On another view, I am unfree to fly, because I am not able to. The act of flying is not available for me, so I cannot be said to have the freedom to fly.

Who are philosophers who hold these positions, and how are their theories called? It would be especially useful if the answer includes a quotation.

1 Answer 1


Ayn Rand (Objectivism):

Freedom, in a political context, means freedom from government coercion. It does not mean freedom from the landlord, or freedom from the employer, or freedom from the laws of nature which do not provide men with automatic prosperity. It means freedom from the coercive power of the state—and nothing else.
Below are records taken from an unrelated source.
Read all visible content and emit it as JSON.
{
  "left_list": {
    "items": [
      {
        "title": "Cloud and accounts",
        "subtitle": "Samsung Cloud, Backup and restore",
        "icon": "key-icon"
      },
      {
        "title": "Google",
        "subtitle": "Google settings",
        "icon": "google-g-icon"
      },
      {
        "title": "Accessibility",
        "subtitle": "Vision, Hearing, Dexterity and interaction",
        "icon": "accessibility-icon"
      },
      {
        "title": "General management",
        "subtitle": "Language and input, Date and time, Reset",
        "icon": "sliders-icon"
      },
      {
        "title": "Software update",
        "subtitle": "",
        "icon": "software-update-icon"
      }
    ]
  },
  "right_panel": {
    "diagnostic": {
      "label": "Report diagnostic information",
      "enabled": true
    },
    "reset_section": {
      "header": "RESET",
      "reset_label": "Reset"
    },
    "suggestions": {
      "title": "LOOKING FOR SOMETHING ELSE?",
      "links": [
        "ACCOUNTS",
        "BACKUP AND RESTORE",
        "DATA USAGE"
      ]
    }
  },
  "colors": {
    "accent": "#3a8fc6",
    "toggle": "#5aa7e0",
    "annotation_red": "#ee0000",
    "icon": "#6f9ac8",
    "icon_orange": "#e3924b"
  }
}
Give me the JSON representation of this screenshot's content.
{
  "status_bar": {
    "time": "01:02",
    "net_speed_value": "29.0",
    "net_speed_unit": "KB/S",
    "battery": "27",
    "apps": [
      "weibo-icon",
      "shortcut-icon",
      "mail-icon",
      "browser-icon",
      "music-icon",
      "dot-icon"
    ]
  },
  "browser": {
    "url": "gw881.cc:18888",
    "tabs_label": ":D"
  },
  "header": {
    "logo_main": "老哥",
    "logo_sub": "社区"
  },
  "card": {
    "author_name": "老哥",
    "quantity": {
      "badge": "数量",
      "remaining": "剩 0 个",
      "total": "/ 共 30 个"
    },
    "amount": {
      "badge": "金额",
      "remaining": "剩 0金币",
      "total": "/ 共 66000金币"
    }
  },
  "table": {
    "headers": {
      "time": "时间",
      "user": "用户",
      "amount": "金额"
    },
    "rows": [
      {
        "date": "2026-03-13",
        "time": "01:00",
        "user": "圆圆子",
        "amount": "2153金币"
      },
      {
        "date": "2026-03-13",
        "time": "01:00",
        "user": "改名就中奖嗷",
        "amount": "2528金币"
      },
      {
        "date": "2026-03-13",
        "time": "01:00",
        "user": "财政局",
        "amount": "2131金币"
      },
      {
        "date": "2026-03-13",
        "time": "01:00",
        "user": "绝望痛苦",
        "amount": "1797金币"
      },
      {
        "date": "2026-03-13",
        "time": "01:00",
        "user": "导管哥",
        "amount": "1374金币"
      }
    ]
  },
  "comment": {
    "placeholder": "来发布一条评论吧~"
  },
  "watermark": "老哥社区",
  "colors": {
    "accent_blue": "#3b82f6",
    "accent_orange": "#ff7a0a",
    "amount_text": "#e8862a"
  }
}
Ludwig von Mises (Human Action Chapter XV Section 6):

Only within the frame of a social system can a meaning be attached to the term freedom. As a praxeological term, freedom refers to the sphere within which a acting individual is in a position to choose between alternative modes of action. A man is free in so far as he is permitted to choose ends and the means to be used for the attainment of those ends. A man's freedom is most rigidly restricted by the laws of nature as well as by the laws of praxeology. He cannot attain ends which are incompatible with one another. If he chooses to indulge in gratifications that produce definite effects upon the functioning of his body or his mind, he must put up with these consequences. It would be inexpedient to say that man is not free because he cannot enjoy the pleasures of indulgence in certain drugs without being affected by their inevitable results, commonly considered as highly undesirable. While this is admitted by and large by all reasonable people, there is no such unanimity with regard to the appreciation of the laws of praxeology.


Also, you can fly provided you have enough money for a plane ticket. You can't float unaided. I don't know of any philosopher who claims you're not free because you can't float unaided.